The king-size bed was now warm, so she turned the electric blanket down to minimum, climbed in, then switched off the bedside lamp. But sleep eluded her. She flicked the bedside light on again, and went to the kitchen to make a second hot cocoa. Earlier, she had not wanted to take one of the sleeping pills that her specialist had prescribed. But it seemed that she needed to take one now. Her head was clogged with unanswered questions of unsolved murders. She needed to sleep and get some rest.

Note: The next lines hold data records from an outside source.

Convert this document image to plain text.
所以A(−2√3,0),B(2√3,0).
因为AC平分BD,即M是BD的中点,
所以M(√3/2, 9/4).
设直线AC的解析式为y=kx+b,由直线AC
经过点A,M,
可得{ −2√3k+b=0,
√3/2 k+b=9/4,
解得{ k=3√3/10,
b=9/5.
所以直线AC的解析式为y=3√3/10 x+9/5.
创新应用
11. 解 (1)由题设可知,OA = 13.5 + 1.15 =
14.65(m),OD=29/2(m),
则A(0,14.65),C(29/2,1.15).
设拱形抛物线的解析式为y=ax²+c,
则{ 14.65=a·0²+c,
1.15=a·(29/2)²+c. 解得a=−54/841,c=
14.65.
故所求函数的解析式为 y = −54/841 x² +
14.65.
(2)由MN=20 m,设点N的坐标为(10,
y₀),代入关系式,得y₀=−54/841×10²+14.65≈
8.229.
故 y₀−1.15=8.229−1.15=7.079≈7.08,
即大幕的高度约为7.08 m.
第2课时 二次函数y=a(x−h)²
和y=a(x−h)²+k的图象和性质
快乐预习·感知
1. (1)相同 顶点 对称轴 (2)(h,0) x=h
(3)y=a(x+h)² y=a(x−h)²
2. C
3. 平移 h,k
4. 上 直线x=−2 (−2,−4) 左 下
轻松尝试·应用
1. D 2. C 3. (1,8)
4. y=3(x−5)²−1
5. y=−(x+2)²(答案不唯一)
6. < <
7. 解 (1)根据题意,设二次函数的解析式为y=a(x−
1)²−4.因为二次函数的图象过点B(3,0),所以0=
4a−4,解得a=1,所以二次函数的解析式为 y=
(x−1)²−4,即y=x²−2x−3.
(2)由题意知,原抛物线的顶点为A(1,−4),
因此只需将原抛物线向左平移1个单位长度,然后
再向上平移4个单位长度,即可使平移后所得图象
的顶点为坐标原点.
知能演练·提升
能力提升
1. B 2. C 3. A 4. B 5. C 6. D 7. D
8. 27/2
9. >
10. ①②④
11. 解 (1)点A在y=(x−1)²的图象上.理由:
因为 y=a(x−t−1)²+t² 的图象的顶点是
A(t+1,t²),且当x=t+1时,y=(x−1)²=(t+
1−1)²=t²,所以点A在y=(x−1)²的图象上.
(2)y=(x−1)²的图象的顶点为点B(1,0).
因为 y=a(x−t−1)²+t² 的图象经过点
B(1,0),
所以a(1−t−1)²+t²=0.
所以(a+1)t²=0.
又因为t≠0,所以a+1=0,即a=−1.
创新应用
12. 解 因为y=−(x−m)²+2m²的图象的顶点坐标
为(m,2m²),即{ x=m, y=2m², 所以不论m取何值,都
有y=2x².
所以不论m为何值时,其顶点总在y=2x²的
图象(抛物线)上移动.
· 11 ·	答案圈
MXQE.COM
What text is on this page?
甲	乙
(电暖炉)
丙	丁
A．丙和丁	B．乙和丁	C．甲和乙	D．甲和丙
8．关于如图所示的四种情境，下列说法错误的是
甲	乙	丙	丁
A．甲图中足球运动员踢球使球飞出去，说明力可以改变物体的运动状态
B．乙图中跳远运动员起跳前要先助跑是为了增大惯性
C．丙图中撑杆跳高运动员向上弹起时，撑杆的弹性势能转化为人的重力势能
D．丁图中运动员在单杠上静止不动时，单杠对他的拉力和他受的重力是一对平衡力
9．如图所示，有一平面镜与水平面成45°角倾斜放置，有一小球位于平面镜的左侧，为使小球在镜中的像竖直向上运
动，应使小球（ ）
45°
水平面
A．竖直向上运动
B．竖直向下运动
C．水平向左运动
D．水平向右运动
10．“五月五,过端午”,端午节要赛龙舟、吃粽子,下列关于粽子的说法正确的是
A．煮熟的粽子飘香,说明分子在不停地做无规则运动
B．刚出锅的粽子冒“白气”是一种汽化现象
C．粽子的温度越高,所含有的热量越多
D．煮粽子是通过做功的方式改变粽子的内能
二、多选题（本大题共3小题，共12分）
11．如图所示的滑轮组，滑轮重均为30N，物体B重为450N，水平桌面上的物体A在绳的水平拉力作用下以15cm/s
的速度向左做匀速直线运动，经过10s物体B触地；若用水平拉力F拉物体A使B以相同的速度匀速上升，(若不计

It was over two hours later when she finally snuggled into the big bed. She lay on her back and listened to the sound of the wind that rattled the windows. The distant, methodical thunder must be the waves, she thought. She started to count the seconds between each wave as it crashed against the rocks at the foot of the cliff. Eight, nine, ten, Thump! Jane strained her ears, and kept counting the gap between the crashes of the waves on the rocks. As she continued to concentrate only upon the waves, nothing else, all the mixed thoughts of indecision and murder were forgotten. Ten minutes later, the counting trick started to work. Jane’s thoughts centred on ghosts, and spirits from shipwrecks, and former inhabitants of the area, before she drifted to sleep.